それは、あまりにも突然だった。

「俺さ、来週引っ越すんだよね」

「……は?」

親友の(はるか)の口から出た言葉に俺、小日向碧(こひなたあおい)は動揺を隠せず、驚きの声が洩れた。
いや……嘘だろ?
何が何でも来週って急すぎねえか?心の中で声にならない思いが頭の中でいくつも巡る。
俺と遥は中学1年の時に同じクラスになったのがきっかけで話すようになり、二年が経った今では大親友になっていた。俺たちはいつもセットで周りからは“アオハル”とコンビのような愛称で呼ばれているくらい仲が良く、今日だって放課後いつものように二人で学校の近くのコンビニで適当にお菓子を買ってその足で俺の家でゲームをしていた。そんな日常がこれからも当たり前に続くと思っていた。だけど、今の一言で俺の安易な考えは一瞬にして崩れ去った。

「言うの遅くなって悪かったな」

少しだけ申し訳なさそうな表情を浮かべながら遥は言った。

「いや……突然すぎるだろ。つーか、なんでこんな時期に?」

今は12月。こんな時期に転校なんてありえるのか?
俺たちはあと数ヶ月後に受験を控えていて、高校だって同じところに行こうって言っていたくらいなのに。
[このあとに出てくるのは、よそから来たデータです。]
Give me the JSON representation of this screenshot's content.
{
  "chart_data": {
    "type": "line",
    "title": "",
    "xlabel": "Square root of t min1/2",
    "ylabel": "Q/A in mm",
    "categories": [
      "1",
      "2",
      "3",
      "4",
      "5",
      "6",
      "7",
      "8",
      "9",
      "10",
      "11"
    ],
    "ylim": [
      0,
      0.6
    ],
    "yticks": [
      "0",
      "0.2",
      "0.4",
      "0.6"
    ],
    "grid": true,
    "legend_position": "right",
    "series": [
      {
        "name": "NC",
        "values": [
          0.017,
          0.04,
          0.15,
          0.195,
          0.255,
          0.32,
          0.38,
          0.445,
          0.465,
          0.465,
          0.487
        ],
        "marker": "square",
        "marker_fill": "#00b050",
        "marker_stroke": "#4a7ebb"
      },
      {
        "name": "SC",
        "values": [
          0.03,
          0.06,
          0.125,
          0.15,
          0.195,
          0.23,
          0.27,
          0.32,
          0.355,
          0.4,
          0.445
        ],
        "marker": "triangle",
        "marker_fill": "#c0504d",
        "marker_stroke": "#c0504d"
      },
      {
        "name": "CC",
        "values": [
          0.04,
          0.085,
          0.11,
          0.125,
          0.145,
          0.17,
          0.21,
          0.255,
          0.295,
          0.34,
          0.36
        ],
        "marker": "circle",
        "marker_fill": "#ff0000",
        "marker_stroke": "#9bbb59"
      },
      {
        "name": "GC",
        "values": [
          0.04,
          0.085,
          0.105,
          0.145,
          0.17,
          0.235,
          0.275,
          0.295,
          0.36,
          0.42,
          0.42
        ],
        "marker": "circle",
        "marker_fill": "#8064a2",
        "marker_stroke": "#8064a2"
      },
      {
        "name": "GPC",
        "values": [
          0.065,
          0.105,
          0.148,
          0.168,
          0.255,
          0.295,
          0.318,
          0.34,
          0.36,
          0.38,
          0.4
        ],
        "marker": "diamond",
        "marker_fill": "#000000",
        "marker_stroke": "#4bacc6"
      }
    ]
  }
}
「急に親の転勤が決まってさー、ほんと勘弁してほしいわ」

なんて、笑いながら不自然なくらい明るい声で言う遥の目には薄く涙の膜が張っており、俺はそれに気づかないフリをした。
そうだよな。俺なんかよりも地元から離れないといけない遥の方が辛いに決まっている。親の転勤なら仕方ない。俺たちは大人についていくことしかできないのだから。

「そっか。んで、どこに引っ越すんだよ」

「隣町」

「隣町なら同じ高校行けるんじゃね?」

高校が一緒になれば、少しの間だけ辛抱したら俺らはまた元に戻れるじゃん。俺の遥の学力は少し差があるけど、俺が偏差値を下げればいいだけの話だし。

「どうだろ。まあ、とにかく頑張るわ」

だけど、確定的な言葉は口にはせずに曖昧にして笑った遥。

「おー、頑張ろうな」

はぐらかされたか?と疑問に思いつつも俺は特に気にすることもなくスマホへと視線を落とした。
しばらくの沈黙の後、隣から呆れたような声が聞こえてきた。

「お前ほんと謎解きゲーム好きだよな」

「うん」

俺はスマホで謎を解くアプリをダウンロードしていて、暇さえあればずっとそれをプレイしている。遥は敵を倒していくようなゲームをしているから俺たちは一緒にいても対戦などはしたりしない。単純に居心地がいいからいつも一緒にいるのだ。